November 1, 2025
COP or COP-out?
US will not send officials to COP30 climate talks
America skips climate summit; internet calls it a COP-out and a climate reality check
TLDR: The U.S. won’t send top officials to COP30, igniting a comments war over whether UN climate talks are useless theater or a needed lifeline. Reactions split between doom-laden warnings, cynical takes on trade and sanctions, and snarky “COP-out” jokes—making this a climate fight you can’t ignore.
The U.S. says it won’t send top officials to COP30 in Brazil—and the comments blew up. Some users cheered the snub, calling UN climate talks “COP-out theater”, while others went full doomsday mode, pointing to rising carbon numbers and warning we’re steering into a “hothouse Earth”. One camp says these global deals are rigged: “asymmetric, easily cheated, and weaponized for market advantage.” The other camp argues even flawed cooperation is better than no cooperation, and skipping Belem looks like washing hands while the house burns.
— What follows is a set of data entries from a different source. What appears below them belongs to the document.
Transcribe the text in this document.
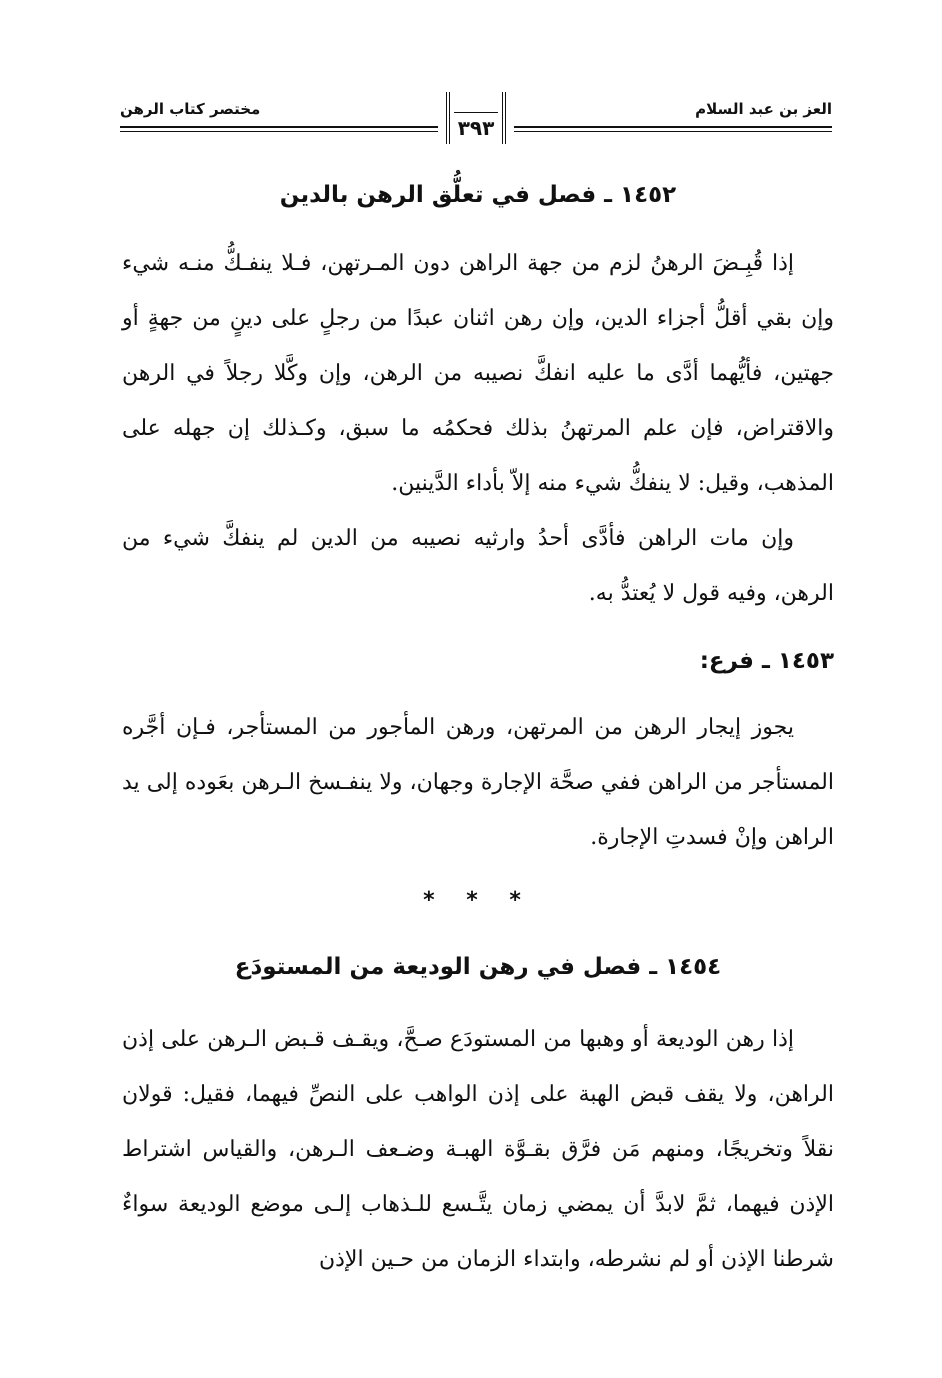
العز بن عبد السلام
مختصر كتاب الرهن
٣٩٣
١٤٥٢ ـ فصل في تعلُّق الرهن بالدين

إذا قُبِـضَ الرهنُ لزم من جهة الراهن دون المـرتهن، فـلا ينفـكُّ منـه شيء وإن بقي أقلُّ أجزاء الدين، وإن رهن اثنان عبدًا من رجلٍ على دينٍ من جهةٍ أو جهتين، فأيُّهما أدَّى ما عليه انفكَّ نصيبه من الرهن، وإن وكَّلا رجلاً في الرهن والاقتراض، فإن علم المرتهنُ بذلك فحكمُه ما سبق، وكـذلك إن جهله على المذهب، وقيل: لا ينفكُّ شيء منه إلاّ بأداء الدَّينين.

وإن مات الراهن فأدَّى أحدُ وارثيه نصيبه من الدين لم ينفكَّ شيء من الرهن، وفيه قول لا يُعتدُّ به.

١٤٥٣ ـ فرع:

يجوز إيجار الرهن من المرتهن، ورهن المأجور من المستأجر، فـإن أجَّره المستأجر من الراهن ففي صحَّة الإجارة وجهان، ولا ينفـسخ الـرهن بعَوده إلى يد الراهن وإنْ فسدتِ الإجارة.

* * *
١٤٥٤ ـ فصل في رهن الوديعة من المستودَع

إذا رهن الوديعة أو وهبها من المستودَع صـحَّ، ويقـف قـبض الـرهن على إذن الراهن، ولا يقف قبض الهبة على إذن الواهب على النصِّ فيهما، فقيل: قولان نقلاً وتخريجًا، ومنهم مَن فرَّق بقـوَّة الهبـة وضـعف الـرهن، والقياس اشتراط الإذن فيهما، ثمَّ لابدَّ أن يمضي زمان يتَّـسع للـذهاب إلـى موضع الوديعة سواءٌ شرطنا الإذن أو لم نشرطه، وابتداء الزمان من حـين الإذن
Fuel on the fire: Trump’s recent line that climate change is the world’s “greatest con job,” plus U.S. threats of sanctions over a shipping emissions plan, had users accusing Washington of playing hardball to protect liquefied natural gas exports. The Bill Gates memo saying humanity isn’t doomed became meme fodder (“Gates says chill, Earth says grill”), while veterans of past summits joked COP’s track record is so weak they won’t miss the photo ops. One commenter roasted the whole endeavor with “COP28 in the UAE—aka the gas station nation.”
Drama score: high. Between doomers, deal skeptics, and sarcasm connoisseurs, the vibe is: America’s out, COP’s flailing, and the internet’s split between laughing, panicking, and posting hot takes. Read the room—and the links.
Key Points
- •The U.S. will not send high-level officials to COP30 in Belem, Brazil, per a White House official.
- •U.S. threats of visa restrictions and sanctions influenced the IMO to delay a decision on global shipping carbon pricing by one year.
- •President Donald Trump publicly denounced multilateral climate action at the UN General Assembly and emphasized bilateral energy partnerships.
- •The administration is promoting U.S. LNG exports via trade deals with partners including South Korea and the European Union, and sees potential trade with China.
- •The U.S. is reviewing engagement in multilateral environmental agreements, has announced exit from the Paris accord effective January 2026, and pressed against plastic production caps in treaty talks.